I'm writing you from the scene of Christmas tree surgery.

It wasn't pretty. But it had to be done.

The Fraser fir came home with us two Saturdays ago, and spent its first week in our home sitting bushily in the corner of the den. The couch moved over to make room. The rug gathered pine needles. The tree drank a gallon of water a day.

And then I tried to kill it.

It wasn't intentional. I'm not some Grinch who waited for the moment to strike, or Charlie Brown, who could never pick a healthy tree anyway. But this weekend, between brunch, Christmas shopping, and a late dinner on the lower East Side, I let the tree run dry.

The Christmas tree message boards; an active online community; caution against this sort of thing. "With proper care, a tree should last five weeks," they say. "But, whatever you do, don't stop watering. Even ONE DAY will do it."

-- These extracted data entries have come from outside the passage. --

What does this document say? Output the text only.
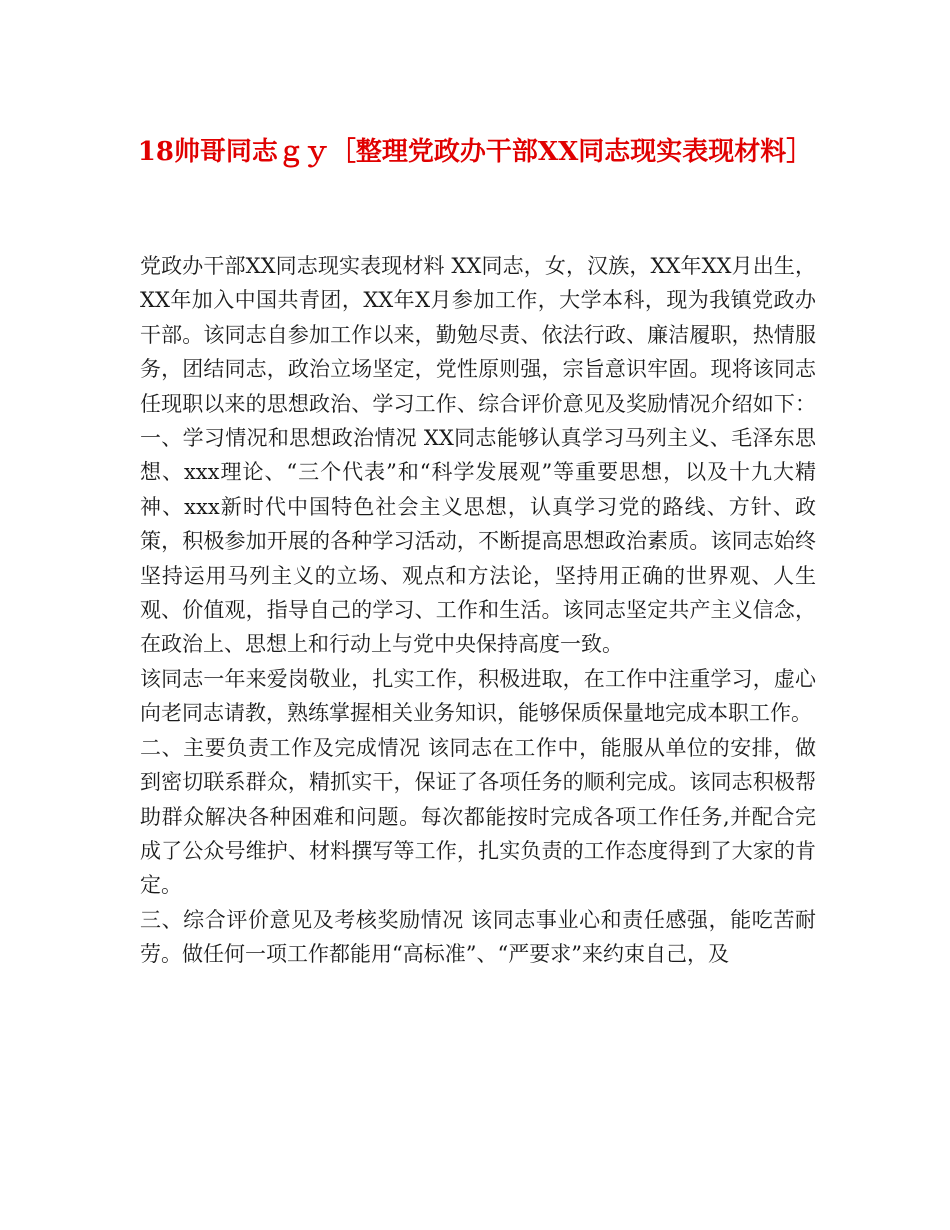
18帅哥同志ｇｙ［整理党政办干部XX同志现实表现材料］

党政办干部XX同志现实表现材料 XX同志，女，汉族，XX年XX月出生，XX年加入中国共青团，XX年X月参加工作，大学本科，现为我镇党政办干部。该同志自参加工作以来，勤勉尽责、依法行政、廉洁履职，热情服务，团结同志，政治立场坚定，党性原则强，宗旨意识牢固。现将该同志任现职以来的思想政治、学习工作、综合评价意见及奖励情况介绍如下： 一、学习情况和思想政治情况 XX同志能够认真学习马列主义、毛泽东思想、xxx理论、“三个代表”和“科学发展观”等重要思想，以及十九大精神、xxx新时代中国特色社会主义思想，认真学习党的路线、方针、政策，积极参加开展的各种学习活动，不断提高思想政治素质。该同志始终坚持运用马列主义的立场、观点和方法论，坚持用正确的世界观、人生观、价值观，指导自己的学习、工作和生活。该同志坚定共产主义信念，在政治上、思想上和行动上与党中央保持高度一致。

该同志一年来爱岗敬业，扎实工作，积极进取，在工作中注重学习，虚心向老同志请教，熟练掌握相关业务知识，能够保质保量地完成本职工作。

二、主要负责工作及完成情况 该同志在工作中，能服从单位的安排，做到密切联系群众，精抓实干，保证了各项任务的顺利完成。该同志积极帮助群众解决各种困难和问题。每次都能按时完成各项工作任务,并配合完成了公众号维护、材料撰写等工作，扎实负责的工作态度得到了大家的肯定。

三、综合评价意见及考核奖励情况 该同志事业心和责任感强，能吃苦耐劳。做任何一项工作都能用“高标准”、“严要求”来约束自己，及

Exposed to hours of air, the cut end of the trunk had sealed itself over with sap. I added more water and crossed my fingers. Nothing. My tree was on a hunger strike.

"Don't worry about it," said Chris. "We only have two weeks left anyway."

But I couldn't help feeling the tree's pain. What I'd done was tantamount to letting a holiday party run out of punch.

Only that morning the tree had been admired by our brunch guests, and Chris' mom was sending ornaments from his childhood.

What was I going to do when they arrived? Hang them on bare, brittle branches, scattering what needles hadn't already dropped?

Monday morning, as soon as Chris had headed for the office, I went to the hardware store. The clerk rang up a drop cloth and a handsaw; a shopping list that seemed more "American Psycho" than "It's a Wonderful Life", but I was on a mission.

Walking back through Carroll Gardens, where the homes and storefronts were festooned with every conceivable garland and bauble, I remembered other Christmas trees I'd known.

There were the ones I helped my dad cut down, the one my friend Mia hauled up six flights of stairs to the apartment we shared, and the first I bought with Chris, back in 2009, the one we stuffed in the back of a Toyota Matrix Zip Car for the trip home.

Chris hadn't especially loved Christmas back then, or at least not at my holly jolly level of mania. But a tree became our prized tradition, and this year he was the one scouting the sidewalk lots before November had even come to a close.

With the drop cloth spread out on the living room rug, I heaved the seven-foot fir from its stand, toppled it on its side, and sawed a half-inch coaster from the bottom of the trunk. In a storm of needles and shatterproof ornaments, I lugged it upright again and, a few minutes later, fed it three carafes of perfectly lukewarm water.

The room was silent but for the burbling of the coffee maker. The street was empty outside. I plugged in the lights and sat for a moment, the aroma of the woods wafting around me.

"You were very brave," I said to the tree. "And no one will miss that half inch."

Graphic surgery picture at the source Considering the news that's been posted so far, I needed a lighthearted Christmas story.

Seriously, though, who gets a live tree two weeks before the holiday?